Is AstraZeneca Overcharging For Its Bloodthinner?

Is AstraZeneca Overcharging For Its Bloodthinner?

July 28th, 2011 // 12:57 pm @

File this under a not-so Brilinta move? Now, that the FDA has finally approved Brilinta, a bloodthinner developed by AstraZeneca that had to overcome a curious hurdle, the drugmaker has set its pricing. But one Wall Street analyst questions whether AstraZeneca may have priced itself out of the market.

To wit, Brilinta will cost about 19 percent higher, on a wholesale acquisition basis, than Plavix, the leading bloodthinner, which faces generic competition next May. Moreover, the Brilinta labeling suffers from a Black Box warning that may give physicians a reason to use Plavix, according to Sanford Bernstein analyst Tim Anderson. An AstraZeneca spokesman confirmed that daily WAC pricing is $7.24 which, by the way, will be about 25 percent higher than Eli Lilly’s Effient.

“This price seems high to us given the competitive dynamics in the antiplatelet category,” Anderson writes in an investor note. What are those dynamics? The Black Box says docs should use only low doses of aspirin with Brilinta. Other bloodthinners do not carry this edict, which results from the findings of a clinical trial that yielded an unexpected adverse finding only in US patients (see here).

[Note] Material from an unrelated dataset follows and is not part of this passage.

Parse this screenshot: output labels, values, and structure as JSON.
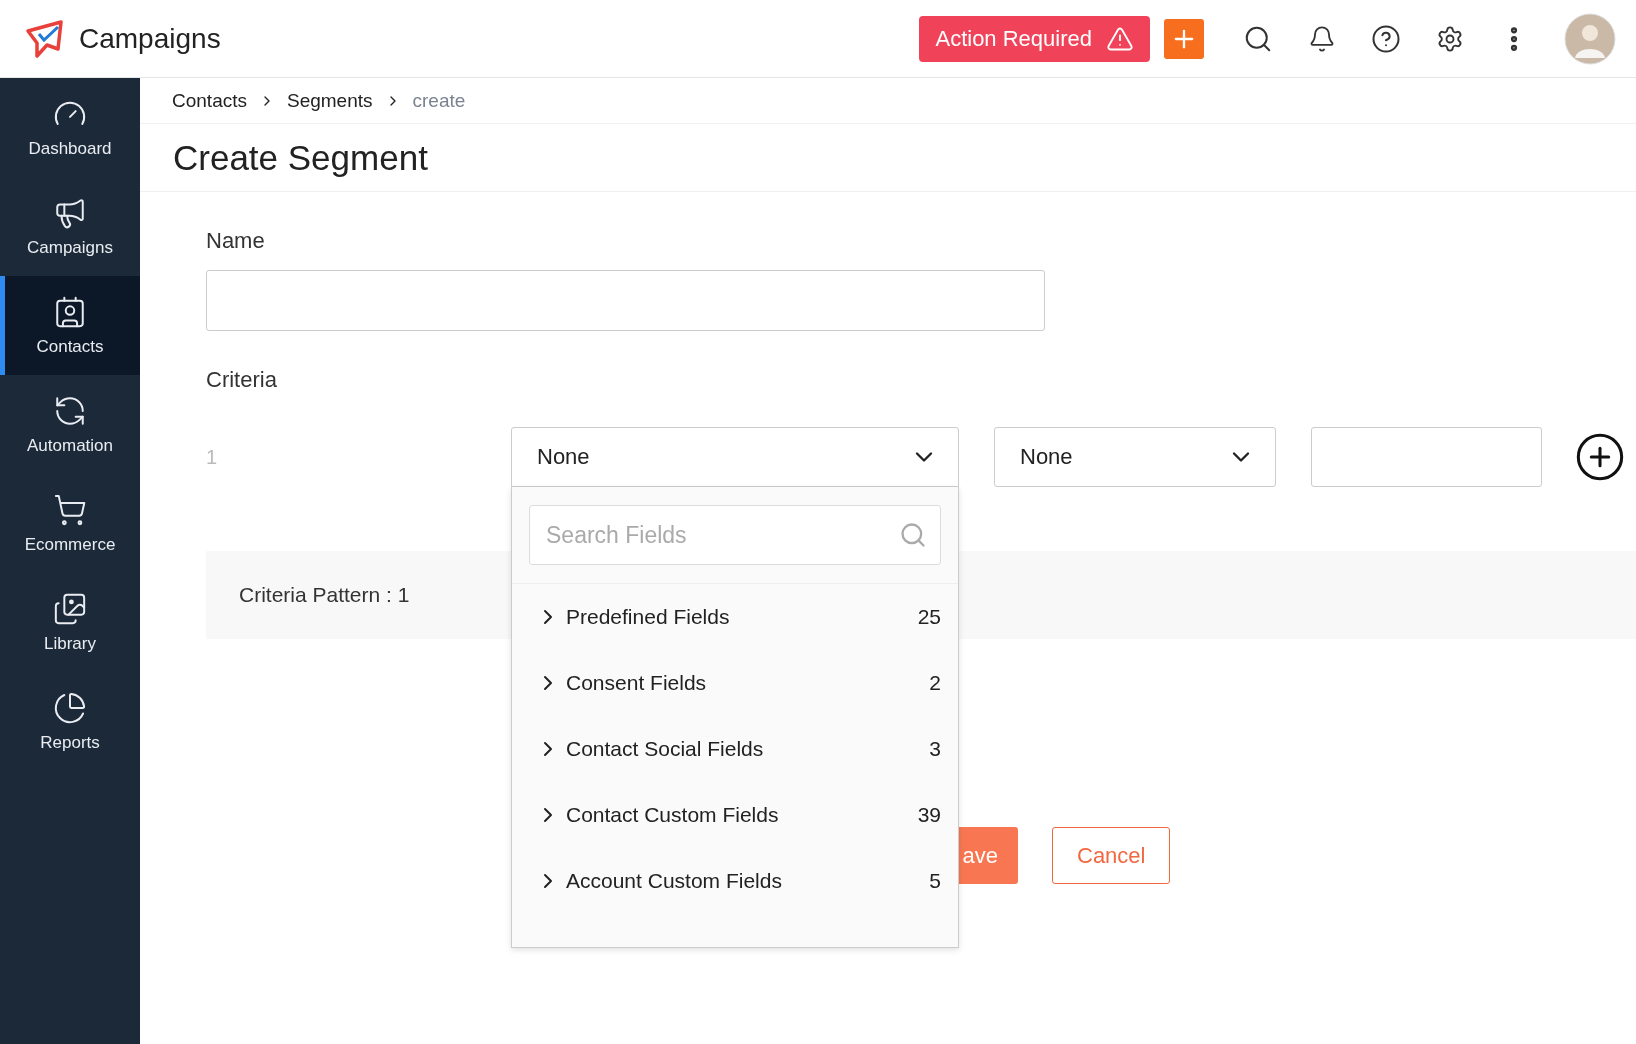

The drugmaker explained this by claiming results from US patients were confounded by the use of high-dose aspirin. And so the FDA approved Brilinta last week, but recommended that patients use only low-dose aspirin (read this). Anderson points out, though, that this is “a potential problem, given that most US physicians prefer high dose aspirin.”

“With a less-than-ideal label, and given the short window AstraZeneca has to get Brilinta established given the pending launch of generic launch of Plavix in the US, coming out with a premium price seems like it will give payers one more reason to push Plavix ahead of Brilinta. In less than a year from now, generic versions of Plavix will be available for pennies on the dollar, creating a substantial price differential between generics and Brilinta.”

An AstraZeneca spokesman disagrees. “Brilinta will be priced to reflect the label and its value in treating patients with ACS (acute coronary syndromes). AstraZeneca believes Brilinta should be priced at a premium because of its label and the safety and efficacy versus clopidogrel,” he writes us. “The cost to an individual patient will differ depending on an individual patient’s insurance status.”

As for the claim about the label that is used to justify the higher price, he points to this wording: “Brilinta has been shown to reduce the rate of a combined endpoint of cardiovascular death, myocardial infarction or stroke compared to clopidogrel,” or Plavix. Will this be sufficient to convince payers? Perhaps the AstraZeneca team should take two aspirin and call the formulary gatekeepers in the morning.